Г.БОРОВИК: Вы знаете, я вам могу сказать, да. Это было уже в 1952-м году.
К.ЛАРИНА: Еще до смерти Сталина?
Г.БОРОВИК: До смерти. Холодное лето 1952-го года значительно более холодное, чем лето 1953-го, несмотря на то, что фильм сделан хороший о 1953-м годе. И пришел купец из разведки, как мы знали, и ему дали, он попросил сам – это еще весна была, еще до экзаменов – дать самых таких отличников. Ну у меня все было в порядке, я на каждом курсе был отличником, переходил всегда хорошо. И он меня вызвал, ну, среди других, конечно. Он меня вызвал, начал смотреть мое личное дело, там, пятерка тут, пятерка там, пятерки – все это ему понравилось. Ну, это: «Очень хорошо». Потом повернул первую страницу и говорит: «Позвольте, а что это у вас за отчество?» А отчество у меня «Авиэзерович», библейское, в переводе оно означает «Бог в помощь».
К.ЛАРИНА: Буквально получилось, наверное.
Г.БОРОВИК: Да, не говорите. И он говорит: «А-а». Так, как водится такие междометия, потом закрыл: «Ну, вам позвонят». Никто уже мне не позвонил.
К.ЛАРИНА: То есть спас вас?
Г.БОРОВИК: А?
К.ЛАРИНА: Пятый пункт спас.
Г.БОРОВИК: Да, пятый пункт меня спас. А я бы пошел, потому что журналистики у нас не было. Был такой факультативный семинар журналистики. Но еще больше мы, в общем, тренировались в журналистике, ребята, которые стали потом журналистами, в нашей стенной газете. У нас замечательная была, огромная, не знаю, метров 6 длиной, метра 3 высоты газета, которая называлась «Международник». И там очень многие будущие журналисты. Но я продолжу после...
К.ЛАРИНА: Да, мы потом продолжим наше путешествие по судьбе Генриха Боровика. А сейчас у нас новости.
НОВОСТИ
К.ЛАРИНА: Возвращаемся в программу «Дифирамб». Напомним, что сегодня в гостях у нас Генрих Боровик, мы путешествуем так, совершенно спокойно, по волнам нашей памяти это называется, Генрих Аверьянович. Я еще хотела вот что спросить по поводу вашей учебы в МГИМО, в институте.

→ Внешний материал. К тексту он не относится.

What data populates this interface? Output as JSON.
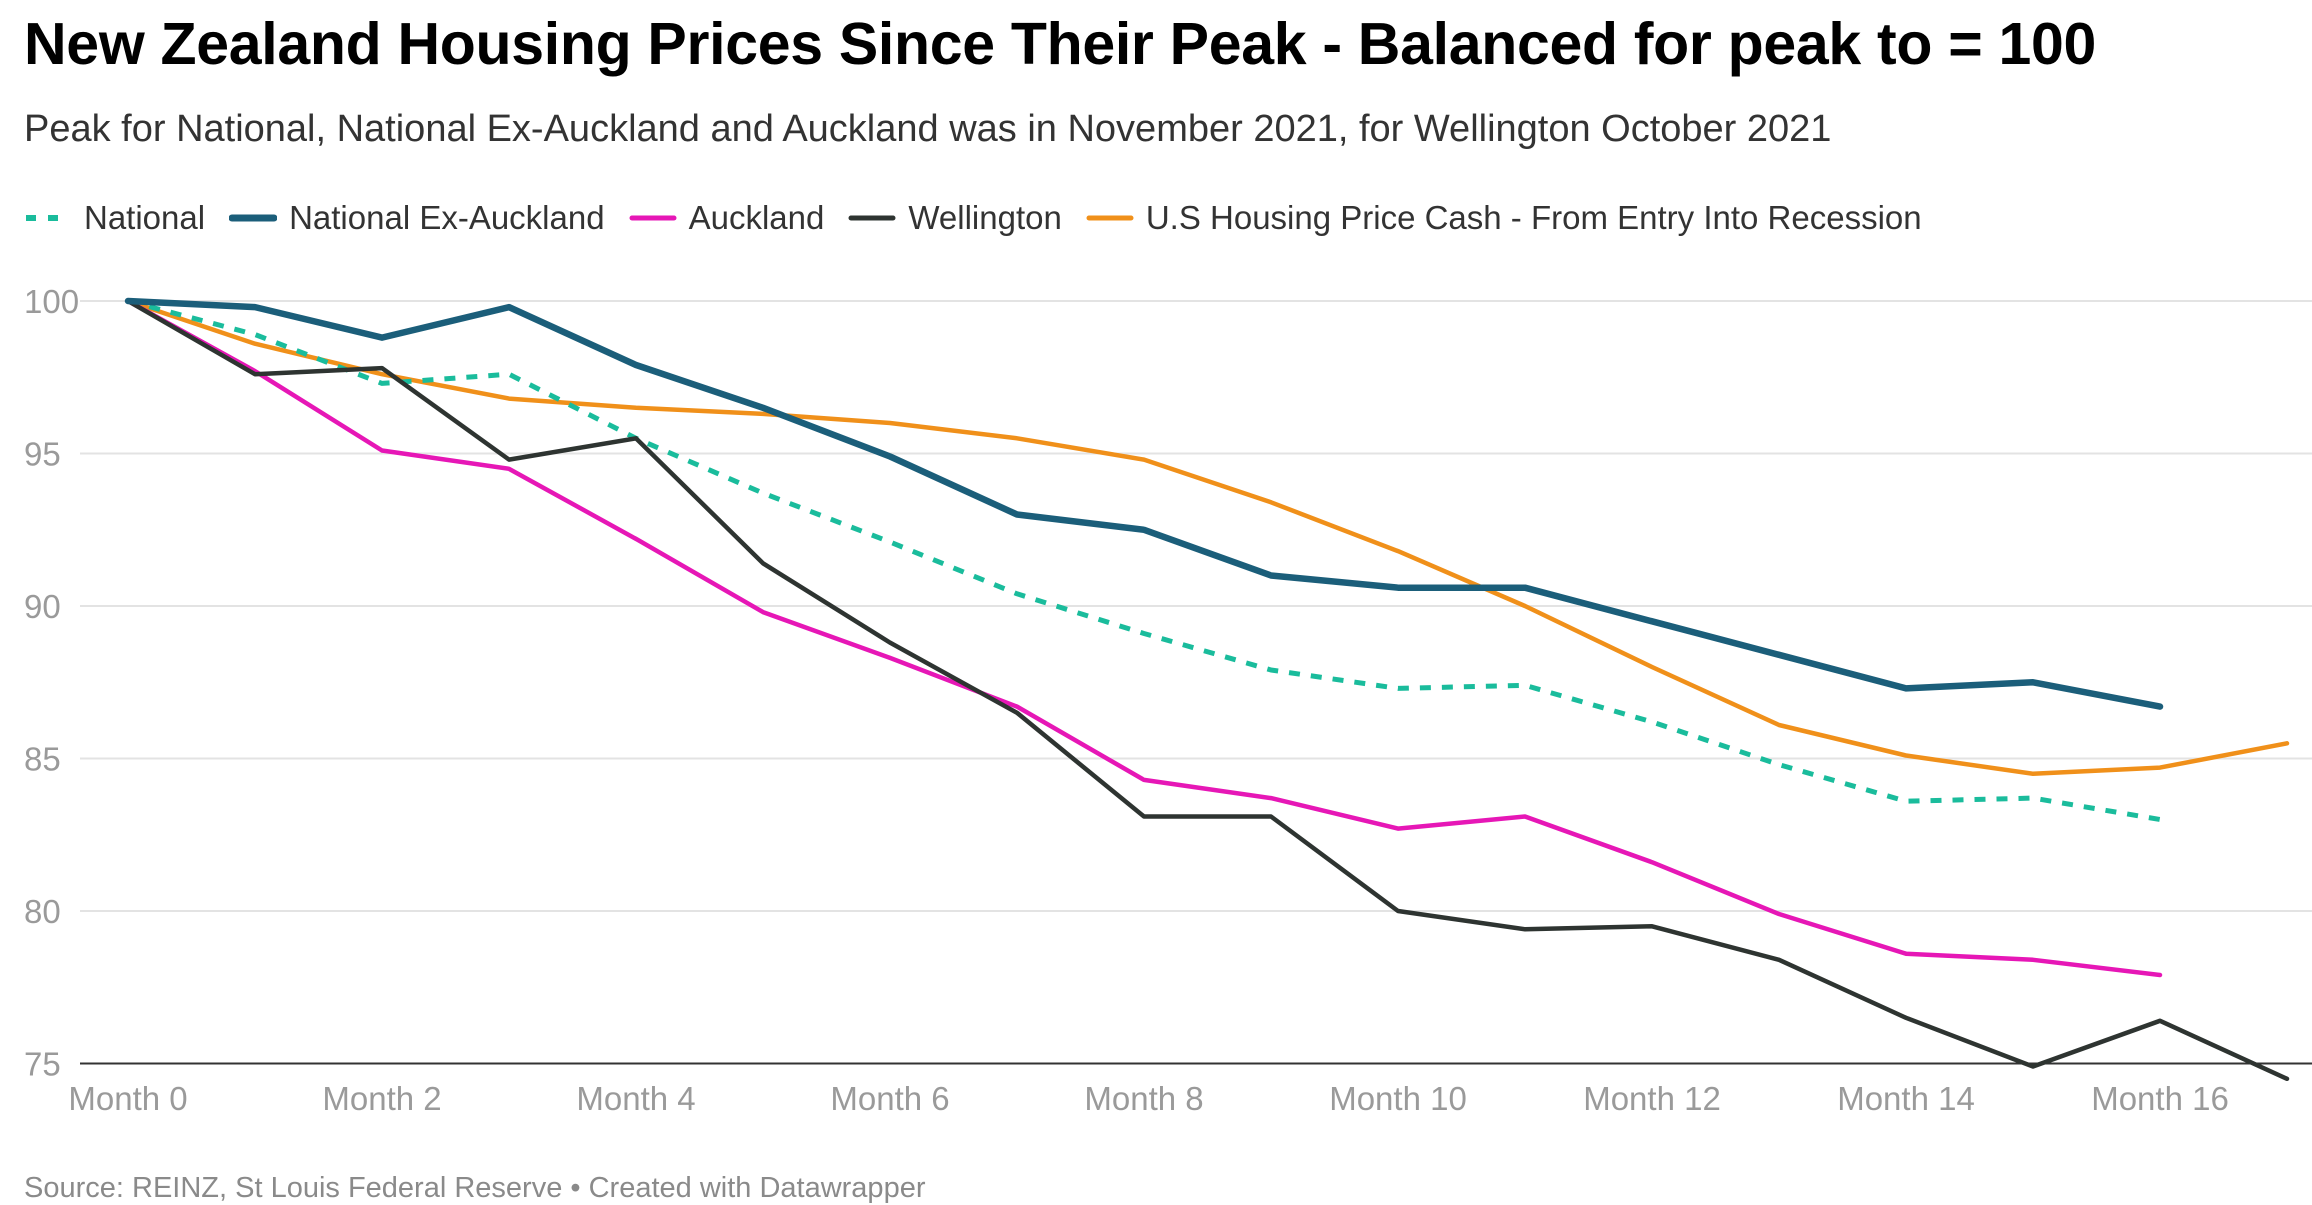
{
  "chart_data": {
    "type": "line",
    "title": "New Zealand Housing Prices Since Their Peak - Balanced for peak to = 100",
    "subtitle": "Peak for National, National Ex-Auckland and Auckland was in November 2021, for Wellington October 2021",
    "source": "Source: REINZ, St Louis Federal Reserve • Created with Datawrapper",
    "ylim": [
      75,
      100
    ],
    "y_ticks": [
      100,
      95,
      90,
      85,
      80,
      75
    ],
    "x_ticks": [
      {
        "x": 0,
        "label": "Month 0"
      },
      {
        "x": 2,
        "label": "Month 2"
      },
      {
        "x": 4,
        "label": "Month 4"
      },
      {
        "x": 6,
        "label": "Month 6"
      },
      {
        "x": 8,
        "label": "Month 8"
      },
      {
        "x": 10,
        "label": "Month 10"
      },
      {
        "x": 12,
        "label": "Month 12"
      },
      {
        "x": 14,
        "label": "Month 14"
      },
      {
        "x": 16,
        "label": "Month 16"
      }
    ],
    "grid": true,
    "legend_position": "top-left",
    "series": [
      {
        "name": "National",
        "color": "#1abc9c",
        "dashed": true,
        "x": [
          0,
          1,
          2,
          3,
          4,
          5,
          6,
          7,
          8,
          9,
          10,
          11,
          12,
          13,
          14,
          15,
          16
        ],
        "values": [
          100,
          98.9,
          97.3,
          97.6,
          95.5,
          93.7,
          92.1,
          90.4,
          89.1,
          87.9,
          87.3,
          87.4,
          86.2,
          84.8,
          83.6,
          83.7,
          83.0
        ]
      },
      {
        "name": "National Ex-Auckland",
        "color": "#1b5e7a",
        "dashed": false,
        "x": [
          0,
          1,
          2,
          3,
          4,
          5,
          6,
          7,
          8,
          9,
          10,
          11,
          12,
          13,
          14,
          15,
          16
        ],
        "values": [
          100,
          99.8,
          98.8,
          99.8,
          97.9,
          96.5,
          94.9,
          93.0,
          92.5,
          91.0,
          90.6,
          90.6,
          89.5,
          88.4,
          87.3,
          87.5,
          86.7
        ]
      },
      {
        "name": "Auckland",
        "color": "#e617b6",
        "dashed": false,
        "x": [
          0,
          1,
          2,
          3,
          4,
          5,
          6,
          7,
          8,
          9,
          10,
          11,
          12,
          13,
          14,
          15,
          16
        ],
        "values": [
          100,
          97.7,
          95.1,
          94.5,
          92.2,
          89.8,
          88.3,
          86.7,
          84.3,
          83.7,
          82.7,
          83.1,
          81.6,
          79.9,
          78.6,
          78.4,
          77.9
        ]
      },
      {
        "name": "Wellington",
        "color": "#2e3431",
        "dashed": false,
        "x": [
          0,
          1,
          2,
          3,
          4,
          5,
          6,
          7,
          8,
          9,
          10,
          11,
          12,
          13,
          14,
          15,
          16,
          17
        ],
        "values": [
          100,
          97.6,
          97.8,
          94.8,
          95.5,
          91.4,
          88.8,
          86.5,
          83.1,
          83.1,
          80.0,
          79.4,
          79.5,
          78.4,
          76.5,
          74.9,
          76.4,
          74.5
        ]
      },
      {
        "name": "U.S Housing Price Cash - From Entry Into Recession",
        "color": "#f0901a",
        "dashed": false,
        "x": [
          0,
          1,
          2,
          3,
          4,
          5,
          6,
          7,
          8,
          9,
          10,
          11,
          12,
          13,
          14,
          15,
          16,
          17
        ],
        "values": [
          100,
          98.6,
          97.6,
          96.8,
          96.5,
          96.3,
          96.0,
          95.5,
          94.8,
          93.4,
          91.8,
          90.0,
          88.0,
          86.1,
          85.1,
          84.5,
          84.7,
          85.5
        ]
      }
    ]
  }
}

Это же холодная война, да? Самый какой-то ее просто пик. А где вы?
Г.БОРОВИК: Ну, пиков было много еще потом.
К.ЛАРИНА: Ну, понятно, что советские люди практически ничего не могли знать о том, что происходит за железным занавесом, да? МГИМО – совсем другой вуз, там, все-таки, были другие возможности. Во-первых, вы должны были знать, что там происходит, потому что врага надо знать в лицо. Вот, откуда вы, студенты МГИМО брали информацию о жизни на Диком Западе?

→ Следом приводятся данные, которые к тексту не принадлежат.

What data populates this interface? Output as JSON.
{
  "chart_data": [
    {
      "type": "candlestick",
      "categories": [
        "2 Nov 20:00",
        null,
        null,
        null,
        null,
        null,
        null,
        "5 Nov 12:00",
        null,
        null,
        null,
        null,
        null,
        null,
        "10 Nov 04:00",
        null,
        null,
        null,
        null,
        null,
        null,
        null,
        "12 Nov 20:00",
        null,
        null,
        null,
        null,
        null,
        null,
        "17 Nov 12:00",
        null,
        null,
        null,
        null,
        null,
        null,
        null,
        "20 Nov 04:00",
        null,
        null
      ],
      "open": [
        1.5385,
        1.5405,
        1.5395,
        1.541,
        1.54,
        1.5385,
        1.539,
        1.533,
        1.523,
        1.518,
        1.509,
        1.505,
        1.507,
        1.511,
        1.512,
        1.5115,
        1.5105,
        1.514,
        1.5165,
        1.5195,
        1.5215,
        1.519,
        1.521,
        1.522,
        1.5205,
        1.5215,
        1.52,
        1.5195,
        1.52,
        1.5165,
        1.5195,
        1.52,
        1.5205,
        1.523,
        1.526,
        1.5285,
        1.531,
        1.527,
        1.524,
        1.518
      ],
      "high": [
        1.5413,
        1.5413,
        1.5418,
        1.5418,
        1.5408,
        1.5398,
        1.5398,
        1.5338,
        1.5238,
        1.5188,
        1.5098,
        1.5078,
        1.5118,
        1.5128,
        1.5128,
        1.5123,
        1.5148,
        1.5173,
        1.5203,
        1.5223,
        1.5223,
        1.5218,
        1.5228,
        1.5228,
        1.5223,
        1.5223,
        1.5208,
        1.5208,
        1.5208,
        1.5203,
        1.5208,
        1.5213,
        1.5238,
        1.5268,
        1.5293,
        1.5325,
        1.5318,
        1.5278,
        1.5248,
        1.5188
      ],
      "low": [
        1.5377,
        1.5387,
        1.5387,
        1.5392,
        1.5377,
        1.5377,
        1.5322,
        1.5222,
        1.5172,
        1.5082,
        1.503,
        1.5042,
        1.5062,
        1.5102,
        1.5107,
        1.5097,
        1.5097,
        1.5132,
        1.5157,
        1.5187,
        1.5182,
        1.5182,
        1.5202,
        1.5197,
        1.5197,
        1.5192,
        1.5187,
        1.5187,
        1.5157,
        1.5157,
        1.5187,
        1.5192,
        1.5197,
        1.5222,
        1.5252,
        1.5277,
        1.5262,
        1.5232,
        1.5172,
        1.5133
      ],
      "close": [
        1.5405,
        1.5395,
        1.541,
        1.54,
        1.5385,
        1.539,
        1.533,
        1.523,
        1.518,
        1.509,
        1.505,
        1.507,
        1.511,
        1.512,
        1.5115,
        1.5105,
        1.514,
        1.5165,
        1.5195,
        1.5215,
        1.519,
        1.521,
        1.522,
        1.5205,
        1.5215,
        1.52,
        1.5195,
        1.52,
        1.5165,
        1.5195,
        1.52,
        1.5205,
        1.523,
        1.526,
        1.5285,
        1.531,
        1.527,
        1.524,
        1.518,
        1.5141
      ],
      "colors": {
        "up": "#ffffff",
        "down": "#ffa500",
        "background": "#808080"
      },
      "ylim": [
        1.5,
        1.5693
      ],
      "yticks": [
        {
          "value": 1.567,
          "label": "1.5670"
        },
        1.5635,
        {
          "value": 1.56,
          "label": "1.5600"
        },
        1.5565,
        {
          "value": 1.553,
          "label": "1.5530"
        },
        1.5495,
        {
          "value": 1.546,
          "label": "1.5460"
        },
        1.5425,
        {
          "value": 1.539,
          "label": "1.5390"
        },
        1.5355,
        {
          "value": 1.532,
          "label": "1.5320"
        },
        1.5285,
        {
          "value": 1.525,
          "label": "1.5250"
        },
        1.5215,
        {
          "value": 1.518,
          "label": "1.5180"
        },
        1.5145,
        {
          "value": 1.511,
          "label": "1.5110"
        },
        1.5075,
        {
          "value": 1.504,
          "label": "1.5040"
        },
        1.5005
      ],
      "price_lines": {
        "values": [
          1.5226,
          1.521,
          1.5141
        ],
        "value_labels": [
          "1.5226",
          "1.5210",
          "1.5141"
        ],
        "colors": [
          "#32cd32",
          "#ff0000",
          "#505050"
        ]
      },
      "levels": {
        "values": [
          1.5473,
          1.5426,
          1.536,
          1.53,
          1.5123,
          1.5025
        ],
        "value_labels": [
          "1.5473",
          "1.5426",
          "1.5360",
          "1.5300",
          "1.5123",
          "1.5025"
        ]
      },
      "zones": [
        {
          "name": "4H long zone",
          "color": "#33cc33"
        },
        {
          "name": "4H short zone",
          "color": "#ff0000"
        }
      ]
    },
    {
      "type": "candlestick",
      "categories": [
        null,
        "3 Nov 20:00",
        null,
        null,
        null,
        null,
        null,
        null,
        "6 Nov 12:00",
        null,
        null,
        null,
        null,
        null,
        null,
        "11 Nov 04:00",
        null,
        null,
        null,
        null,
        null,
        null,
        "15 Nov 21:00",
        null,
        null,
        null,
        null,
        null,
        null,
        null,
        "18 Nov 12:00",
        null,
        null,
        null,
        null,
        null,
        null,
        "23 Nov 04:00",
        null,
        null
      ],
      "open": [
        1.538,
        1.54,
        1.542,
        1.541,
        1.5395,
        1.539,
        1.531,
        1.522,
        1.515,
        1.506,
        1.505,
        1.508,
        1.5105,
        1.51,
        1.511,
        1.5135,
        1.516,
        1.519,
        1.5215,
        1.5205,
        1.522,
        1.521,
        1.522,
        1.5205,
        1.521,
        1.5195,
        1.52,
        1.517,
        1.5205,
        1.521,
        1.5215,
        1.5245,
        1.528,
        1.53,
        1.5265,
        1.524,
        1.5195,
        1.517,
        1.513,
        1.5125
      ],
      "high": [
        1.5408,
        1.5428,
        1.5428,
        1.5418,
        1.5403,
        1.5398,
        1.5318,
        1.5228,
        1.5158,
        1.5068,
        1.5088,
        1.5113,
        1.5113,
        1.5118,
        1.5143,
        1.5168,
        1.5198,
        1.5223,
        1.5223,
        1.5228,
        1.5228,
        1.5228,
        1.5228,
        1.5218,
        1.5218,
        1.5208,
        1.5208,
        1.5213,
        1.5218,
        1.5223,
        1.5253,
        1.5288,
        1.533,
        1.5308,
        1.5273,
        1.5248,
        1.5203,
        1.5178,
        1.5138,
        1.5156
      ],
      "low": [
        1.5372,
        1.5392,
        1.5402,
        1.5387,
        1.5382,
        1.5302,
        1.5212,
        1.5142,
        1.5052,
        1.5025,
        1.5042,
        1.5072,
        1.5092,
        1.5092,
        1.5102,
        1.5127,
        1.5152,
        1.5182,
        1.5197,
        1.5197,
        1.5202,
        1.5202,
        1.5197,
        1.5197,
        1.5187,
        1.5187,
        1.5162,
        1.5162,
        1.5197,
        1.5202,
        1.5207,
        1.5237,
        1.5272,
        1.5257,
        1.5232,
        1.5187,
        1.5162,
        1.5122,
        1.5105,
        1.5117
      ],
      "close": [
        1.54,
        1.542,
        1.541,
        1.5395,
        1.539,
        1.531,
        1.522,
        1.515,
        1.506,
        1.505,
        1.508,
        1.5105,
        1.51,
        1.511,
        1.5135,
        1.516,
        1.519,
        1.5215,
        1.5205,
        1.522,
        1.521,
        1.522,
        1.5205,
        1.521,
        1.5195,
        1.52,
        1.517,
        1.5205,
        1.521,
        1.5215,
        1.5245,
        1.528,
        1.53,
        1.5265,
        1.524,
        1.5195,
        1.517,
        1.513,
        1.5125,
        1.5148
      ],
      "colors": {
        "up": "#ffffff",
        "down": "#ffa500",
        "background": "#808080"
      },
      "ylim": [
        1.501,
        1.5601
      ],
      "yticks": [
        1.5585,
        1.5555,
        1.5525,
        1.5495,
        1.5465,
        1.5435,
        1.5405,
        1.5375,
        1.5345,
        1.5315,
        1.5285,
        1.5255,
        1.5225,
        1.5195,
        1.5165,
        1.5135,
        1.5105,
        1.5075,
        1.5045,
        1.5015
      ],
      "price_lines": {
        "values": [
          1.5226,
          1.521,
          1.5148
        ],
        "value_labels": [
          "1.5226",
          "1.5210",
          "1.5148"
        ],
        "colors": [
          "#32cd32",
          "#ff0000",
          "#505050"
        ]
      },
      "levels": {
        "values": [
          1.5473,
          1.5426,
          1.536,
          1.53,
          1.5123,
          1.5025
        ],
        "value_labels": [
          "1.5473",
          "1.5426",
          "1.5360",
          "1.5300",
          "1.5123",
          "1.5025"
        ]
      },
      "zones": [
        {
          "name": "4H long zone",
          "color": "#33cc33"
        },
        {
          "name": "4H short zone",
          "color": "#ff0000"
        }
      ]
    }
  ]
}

Г.БОРОВИК: Ну, сказать, что мы получали какую-то особую информацию о жизни на Диком Западе, нельзя. Но можно говорить, что образование было, тем не менее, хорошим, потому что читали нам совершенно поразительные люди лекции – там Тарле читал.
К.ЛАРИНА: Лекции – понятно. А периодика, журналы, газеты – что-нибудь поступало к вам как к студентам элитного вуза?
Г.БОРОВИК: Мы могли иногда читать так называемый «белый таз».
К.ЛАРИНА: Это что такое?
Г.БОРОВИК: Вы даже не знаете, что это такое. Белый таз – это вот что. Это перепечатка статей из иностранных газет по разным вопросам. Это Белый таз, который давался только по подписке о невыезде.
К.ЛАРИНА: Понятно. (смеется)
Г.БОРОВИК: Если там какая-то работа, вы делали дипломную работу или курсовую работу, и вам, действительно, нужно было знать что-то такое, ну, политику, в основном. Это лицо Дикого Запада все равно там особенно не увидишь. Но тогда вы обращались с официальным письмом в деканат, вам давали разрешение, вы могли почитать.
К.ЛАРИНА: Ну, всякие иностранцы не попадались на дороге, настоящие?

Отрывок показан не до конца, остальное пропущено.